Stephanie und Eduard bewirtschaften 30 unterschiedliche Parzellen im Bereich Neusiedlersee/Burgenland und bauen dort rote und weiße Rebsorten an. Neben Klassikern wie Blaufränkisch, Zweigelt, Grüner Veltliner und Weißburgunder gibt es auch den dort eher seltenen Gewürztraminer, sowie die pilzresistente Rebsorte Roesler. Ihre Weine sind für sie Mitglieder eines Familienstammbaums von jung zu alt bzw. von frisch zu komplex aufsteigend kategorisiert. Sie sind für die beiden so lebendig und so eigenständig, dass es für sie auf der Hand lag, eine eigene Weinfamilie aus den Weinen entstehen zu lassen. Mit den Jahrgängen werden übrigens die Gesichter auf den Etiketten ebenfalls immer älter – ein kleines aber wichtiges Detail; denn es zeigt, wie konsequent die beiden Weinmacher sind. Und genau diese Konsequenz hat uns neben dem unbestrittenen Können auf ganzer Linie überzeugt. Hier entstehen unverwechselbare Weine mit großer innerer Kraft und Spannung.
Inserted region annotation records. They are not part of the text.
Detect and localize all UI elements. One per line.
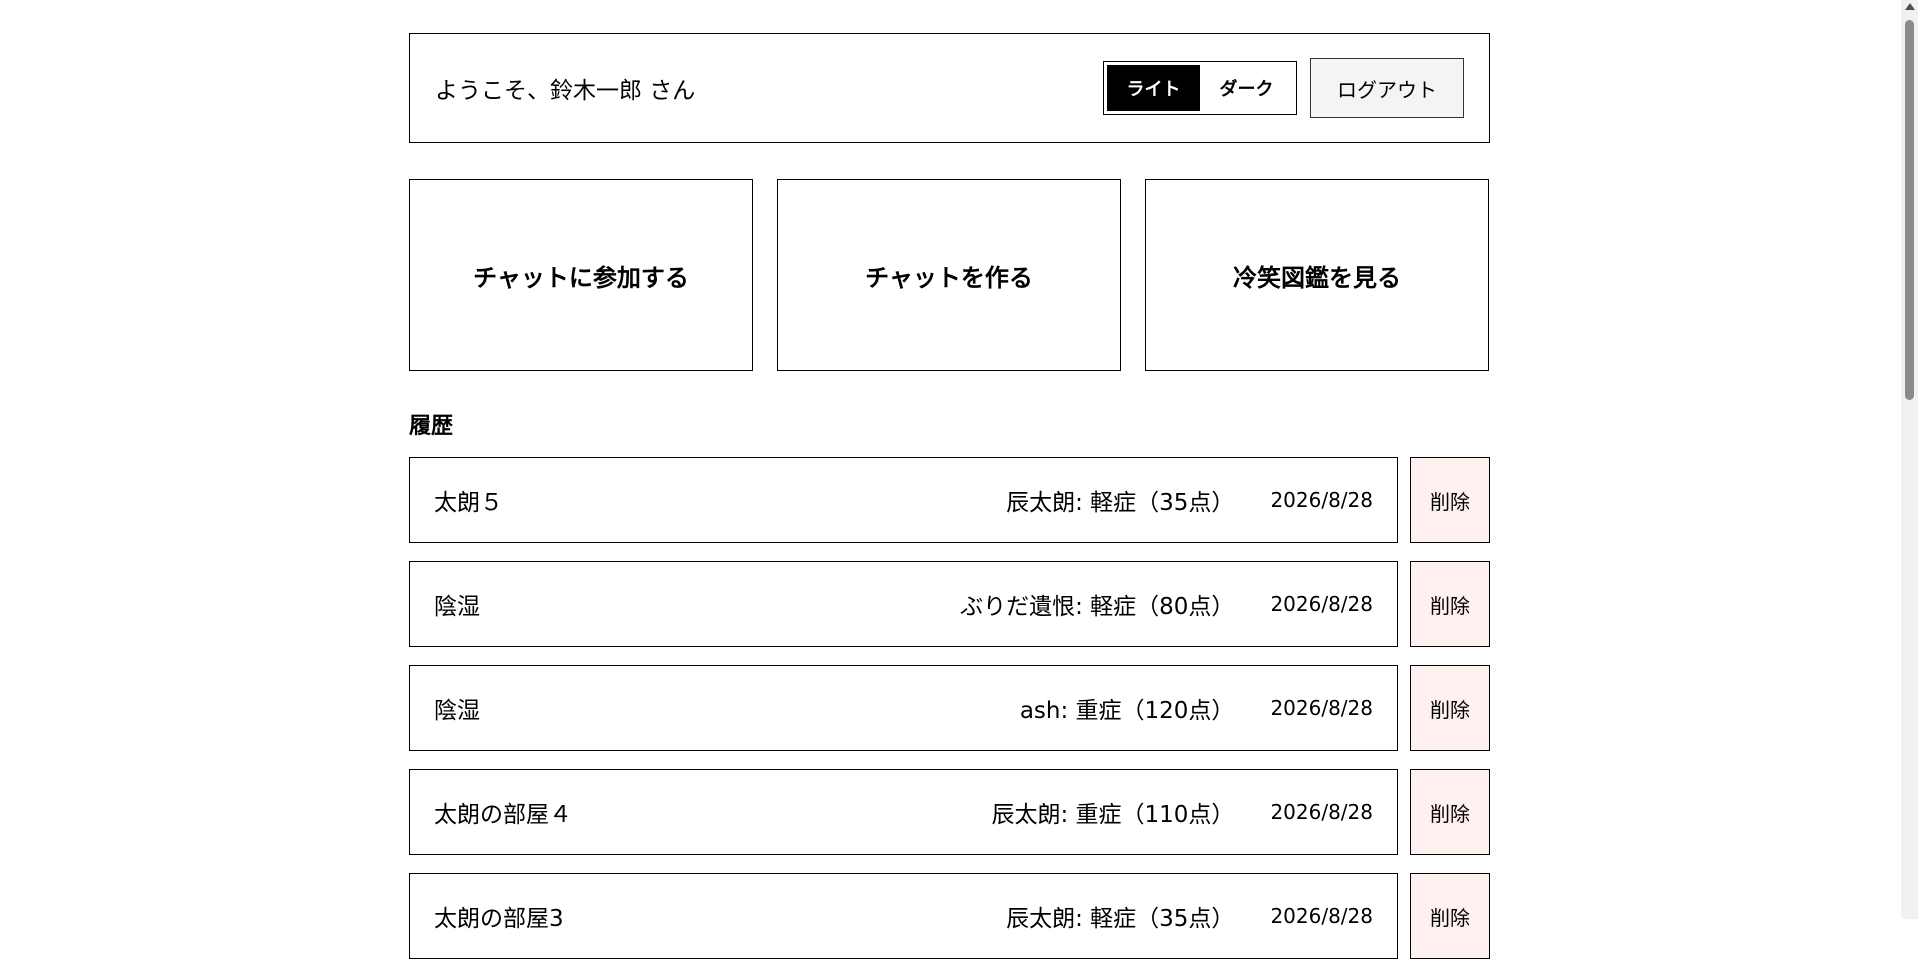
vertical-scrollbar[interactable] — [1901, 0, 1918, 919]
history-item-date: 2026/8/28 — [1270, 800, 1373, 824]
history-item-result: 辰太朗: 重症（110点） — [991, 802, 1235, 828]
history-item-result: ぶりだ遺恨: 軽症（80点） — [960, 594, 1235, 620]
history-item-date: 2026/8/28 — [1270, 696, 1373, 720]
history-row: 陰湿 ぶりだ遺恨: 軽症（80点） 2026/8/28 削除 — [409, 561, 1490, 647]
history-item[interactable]: 太朗５ 辰太朗: 軽症（35点） 2026/8/28 — [409, 457, 1398, 543]
delete-button[interactable]: 削除 — [1410, 769, 1490, 855]
delete-button[interactable]: 削除 — [1410, 665, 1490, 751]
join-chat-button[interactable]: チャットに参加する — [409, 179, 753, 371]
history-row: 太朗の部屋４ 辰太朗: 重症（110点） 2026/8/28 削除 — [409, 769, 1490, 855]
history-row: 陰湿 ash: 重症（120点） 2026/8/28 削除 — [409, 665, 1490, 751]
history-item-date: 2026/8/28 — [1270, 488, 1373, 512]
delete-button[interactable]: 削除 — [1410, 561, 1490, 647]
history-row: 太朗の部屋3 辰太朗: 軽症（35点） 2026/8/28 削除 — [409, 873, 1490, 959]
welcome-header: ようこそ、鈴木一郎 さん ライト ダーク ログアウト — [409, 33, 1490, 143]
history-row: 太朗５ 辰太朗: 軽症（35点） 2026/8/28 削除 — [409, 457, 1490, 543]
history-heading: 履歴 — [409, 414, 454, 439]
history-item-result: ash: 重症（120点） — [1019, 698, 1235, 724]
history-item-title: 陰湿 — [434, 594, 480, 620]
logout-button[interactable]: ログアウト — [1310, 58, 1464, 118]
view-encyclopedia-button[interactable]: 冷笑図鑑を見る — [1145, 179, 1489, 371]
theme-dark-option[interactable]: ダーク — [1200, 65, 1293, 111]
history-list: 太朗５ 辰太朗: 軽症（35点） 2026/8/28 削除 陰湿 ぶりだ遺恨: … — [409, 457, 1490, 959]
history-item[interactable]: 陰湿 ash: 重症（120点） 2026/8/28 — [409, 665, 1398, 751]
scrollbar-thumb[interactable] — [1905, 20, 1914, 400]
history-item-title: 陰湿 — [434, 698, 480, 724]
delete-button[interactable]: 削除 — [1410, 457, 1490, 543]
theme-toggle: ライト ダーク — [1103, 61, 1297, 115]
history-item-date: 2026/8/28 — [1270, 904, 1373, 928]
dashboard: ようこそ、鈴木一郎 さん ライト ダーク ログアウト チャットに参加する チャッ… — [409, 33, 1490, 977]
history-item-title: 太朗の部屋４ — [434, 802, 572, 828]
history-item[interactable]: 陰湿 ぶりだ遺恨: 軽症（80点） 2026/8/28 — [409, 561, 1398, 647]
delete-button[interactable]: 削除 — [1410, 873, 1490, 959]
scroll-up-arrow-icon[interactable] — [1905, 3, 1915, 10]
history-item[interactable]: 太朗の部屋４ 辰太朗: 重症（110点） 2026/8/28 — [409, 769, 1398, 855]
history-item-title: 太朗５ — [434, 490, 503, 516]
create-chat-button[interactable]: チャットを作る — [777, 179, 1121, 371]
history-item-title: 太朗の部屋3 — [434, 906, 564, 932]
welcome-text: ようこそ、鈴木一郎 さん — [435, 78, 696, 104]
history-item-result: 辰太朗: 軽症（35点） — [1006, 906, 1235, 932]
history-item-result: 辰太朗: 軽症（35点） — [1006, 490, 1235, 516]
theme-light-option[interactable]: ライト — [1107, 65, 1200, 111]
action-cards: チャットに参加する チャットを作る 冷笑図鑑を見る — [409, 179, 1490, 371]
history-item[interactable]: 太朗の部屋3 辰太朗: 軽症（35点） 2026/8/28 — [409, 873, 1398, 959]
history-item-date: 2026/8/28 — [1270, 592, 1373, 616]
WAS MACHT DIE 2017er OGGAUS AUS?
In 2017 wird dort angeknüpft, wo es 2016 begonnen hat. Die Weine werden nicht mehr nach Farbe diskriminiert, die Vinifikation bei Weiss und Rot ist gleich, alle Weine sind teilweise auf den Schalen vergoren, großteils aber gleich abgepresst. So werden Struktur, Frische, Frucht und Eleganz kombiniert und die im nördlichen Burgenland so prägnanten kargen Kalk-, Schotter und Schieferböden kommen am Besten zum Ausdruck. Auf die Familie!